Lets take another example and assume we want to retrieve data about the GINI Index over time, like we did here.

There are two ways you can get data from the World Bank:

  1. Downloading the CSV file manually, in the indicator page - in the case of the GINI, that would be http://data.worldbank.org/indicator/SI.POV.GINI. Or

  2. Use their API.

The first method requires that you download the .CSV as the picture bellow demonstrates and then you have to repeat the process as described above. Download as CSV

The second method, speeds a lot of this process.
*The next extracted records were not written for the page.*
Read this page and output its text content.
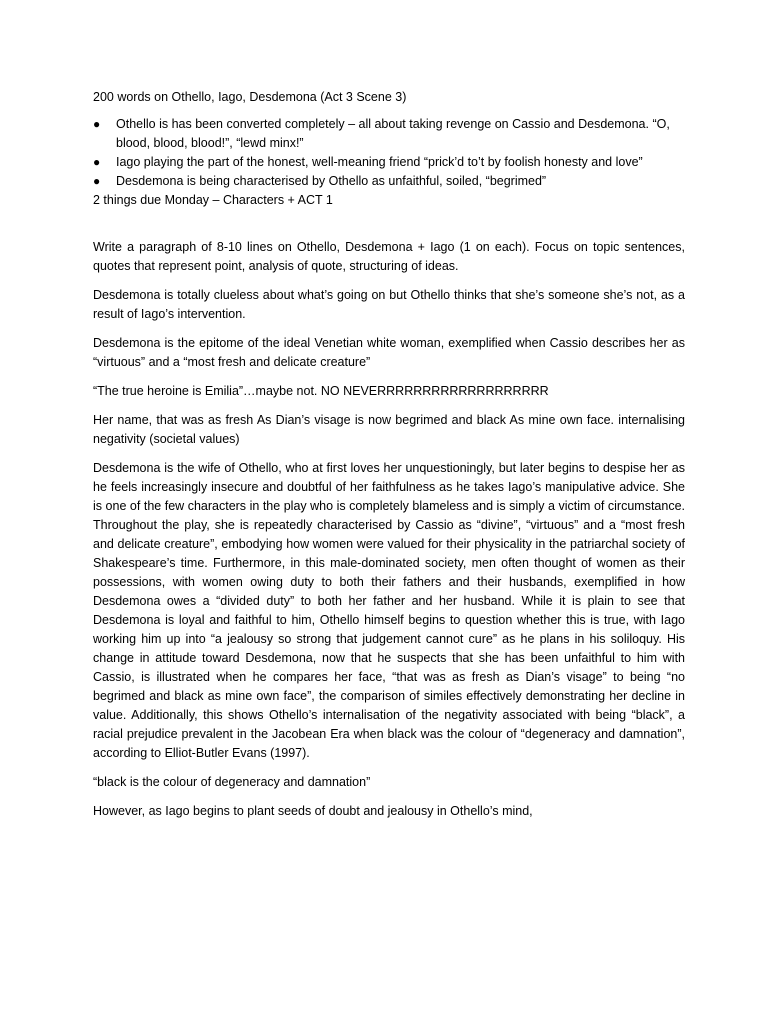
200 words on Othello, Iago, Desdemona (Act 3 Scene 3)

● Othello is has been converted completely – all about taking revenge on Cassio and Desdemona. “O, blood, blood, blood!”, “lewd minx!”
● Iago playing the part of the honest, well-meaning friend “prick’d to’t by foolish honesty and love”
● Desdemona is being characterised by Othello as unfaithful, soiled, “begrimed”

2 things due Monday – Characters + ACT 1

Write a paragraph of 8-10 lines on Othello, Desdemona + Iago (1 on each). Focus on topic sentences, quotes that represent point, analysis of quote, structuring of ideas.

Desdemona is totally clueless about what’s going on but Othello thinks that she’s someone she’s not, as a result of Iago’s intervention.

Desdemona is the epitome of the ideal Venetian white woman, exemplified when Cassio describes her as “virtuous” and a “most fresh and delicate creature”

“The true heroine is Emilia”…maybe not. NO NEVERRRRRRRRRRRRRRRRRRR

Her name, that was as fresh As Dian’s visage is now begrimed and black As mine own face. internalising negativity (societal values)

Desdemona is the wife of Othello, who at first loves her unquestioningly, but later begins to despise her as he feels increasingly insecure and doubtful of her faithfulness as he takes Iago’s manipulative advice. She is one of the few characters in the play who is completely blameless and is simply a victim of circumstance. Throughout the play, she is repeatedly characterised by Cassio as “divine”, “virtuous” and a “most fresh and delicate creature”, embodying how women were valued for their physicality in the patriarchal society of Shakespeare’s time. Furthermore, in this male-dominated society, men often thought of women as their possessions, with women owing duty to both their fathers and their husbands, exemplified in how Desdemona owes a “divided duty” to both her father and her husband. While it is plain to see that Desdemona is loyal and faithful to him, Othello himself begins to question whether this is true, with Iago working him up into “a jealousy so strong that judgement cannot cure” as he plans in his soliloquy. His change in attitude toward Desdemona, now that he suspects that she has been unfaithful to him with Cassio, is illustrated when he compares her face, “that was as fresh as Dian’s visage” to being “no begrimed and black as mine own face”, the comparison of similes effectively demonstrating her decline in value. Additionally, this shows Othello’s internalisation of the negativity associated with being “black”, a racial prejudice prevalent in the Jacobean Era when black was the colour of “degeneracy and damnation”, according to Elliot-Butler Evans (1997).

“black is the colour of degeneracy and damnation”

However, as Iago begins to plant seeds of doubt and jealousy in Othello’s mind,
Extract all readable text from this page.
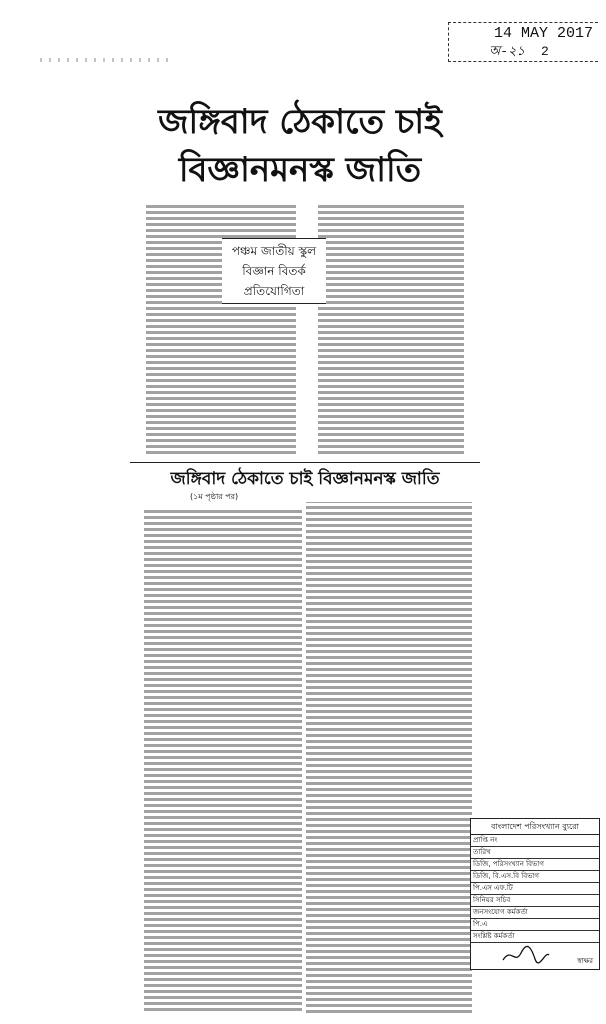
14 MAY 2017
অ-২১ 2
জঙ্গিবাদ ঠেকাতে চাই
বিজ্ঞানমনস্ক জাতি
পঞ্চম জাতীয় স্কুল
বিজ্ঞান বিতর্ক
প্রতিযোগিতা
জঙ্গিবাদ ঠেকাতে চাই বিজ্ঞানমনস্ক জাতি
(১ম পৃষ্ঠার পর)
বাংলাদেশ পরিসংখ্যান ব্যুরো
প্রাপ্তি নং
তারিখ
ডিজি, পরিসংখ্যান বিভাগ
ডিজি, বি.এস.বি বিভাগ
পি.এস এফ.টি
সিনিয়র সচিব
জনসংযোগ কর্মকর্তা
পি.এ
সংশ্লিষ্ট কর্মকর্তা
স্বাক্ষর
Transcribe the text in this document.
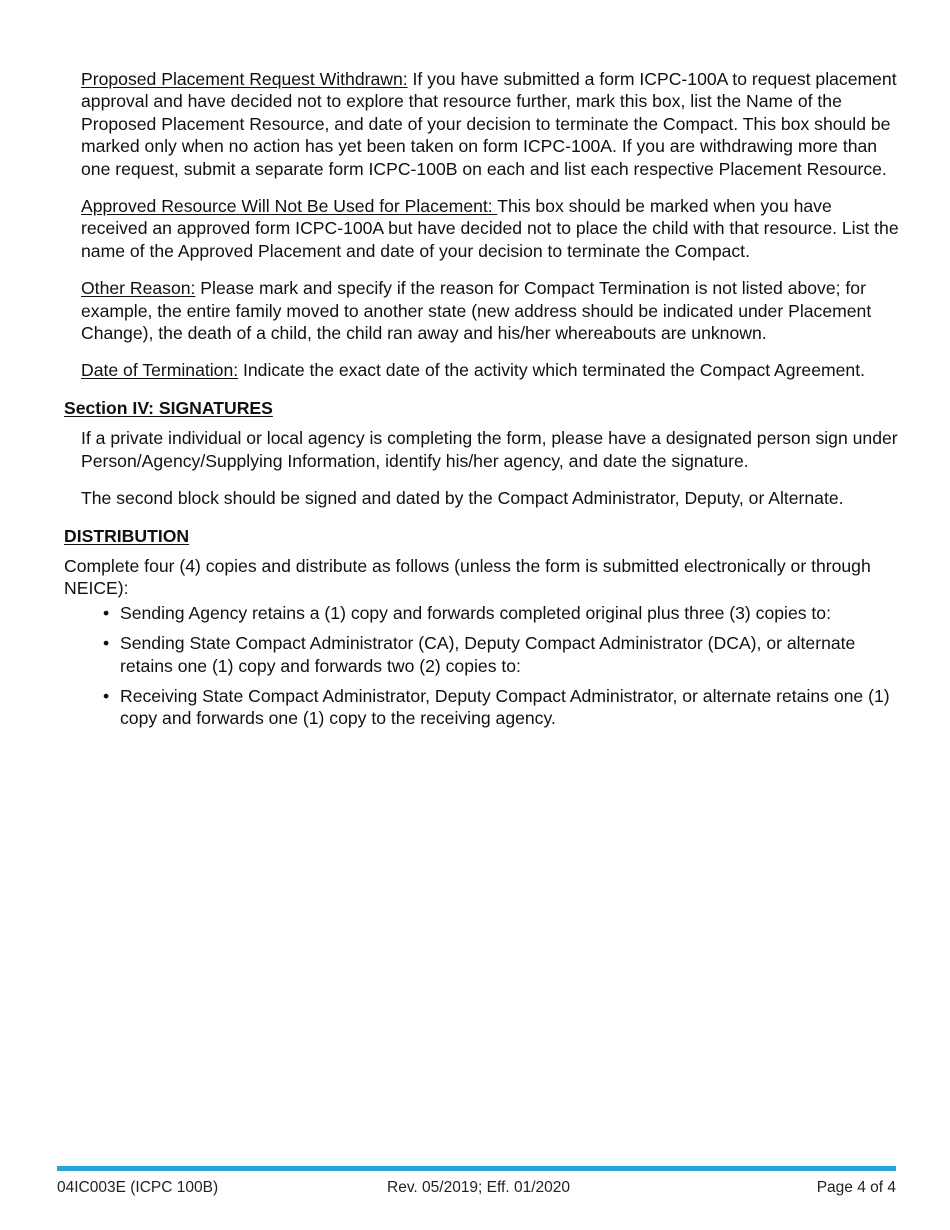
Proposed Placement Request Withdrawn: If you have submitted a form ICPC-100A to request placement approval and have decided not to explore that resource further, mark this box, list the Name of the Proposed Placement Resource, and date of your decision to terminate the Compact. This box should be marked only when no action has yet been taken on form ICPC-100A. If you are withdrawing more than one request, submit a separate form ICPC-100B on each and list each respective Placement Resource.

Approved Resource Will Not Be Used for Placement: This box should be marked when you have received an approved form ICPC-100A but have decided not to place the child with that resource. List the name of the Approved Placement and date of your decision to terminate the Compact.

Other Reason: Please mark and specify if the reason for Compact Termination is not listed above; for example, the entire family moved to another state (new address should be indicated under Placement Change), the death of a child, the child ran away and his/her whereabouts are unknown.

Date of Termination: Indicate the exact date of the activity which terminated the Compact Agreement.

Section IV: SIGNATURES

If a private individual or local agency is completing the form, please have a designated person sign under Person/Agency/Supplying Information, identify his/her agency, and date the signature.

The second block should be signed and dated by the Compact Administrator, Deputy, or Alternate.

DISTRIBUTION

Complete four (4) copies and distribute as follows (unless the form is submitted electronically or through NEICE):

• Sending Agency retains a (1) copy and forwards completed original plus three (3) copies to:
• Sending State Compact Administrator (CA), Deputy Compact Administrator (DCA), or alternate retains one (1) copy and forwards two (2) copies to:
• Receiving State Compact Administrator, Deputy Compact Administrator, or alternate retains one (1) copy and forwards one (1) copy to the receiving agency.
04IC003E (ICPC 100B)	Rev. 05/2019; Eff. 01/2020	Page 4 of 4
To build an API query, you will have to tell Python the base URL, then the special part of the URL you want and the format. In the case of the World Bank of Data and the GINI Index, you will to have a similar script:

import pandas as pd

apiBase = "http://api.worldbank.org/indicator/"
apiIndicator = "SI.POV.GINI"    # This can be changed to any other indicator
FILE_NAME = 'gini-index.csv'
source = apiBase+apiIndicator+"?format=csv"

def main():
    giniIndex = pd.read_csv(source)
    giniIndex.to_csv('archive/gini-index.csv', sep=",", index_col=0, index=False) 

What this does is fetches the .CSV file from the API, the pandas package reads it as a dataframe and the script then stores it as a .CSV file. However, this is not the end case, as you will need to revise the data and perform the same tasks to ensure quality on these packages.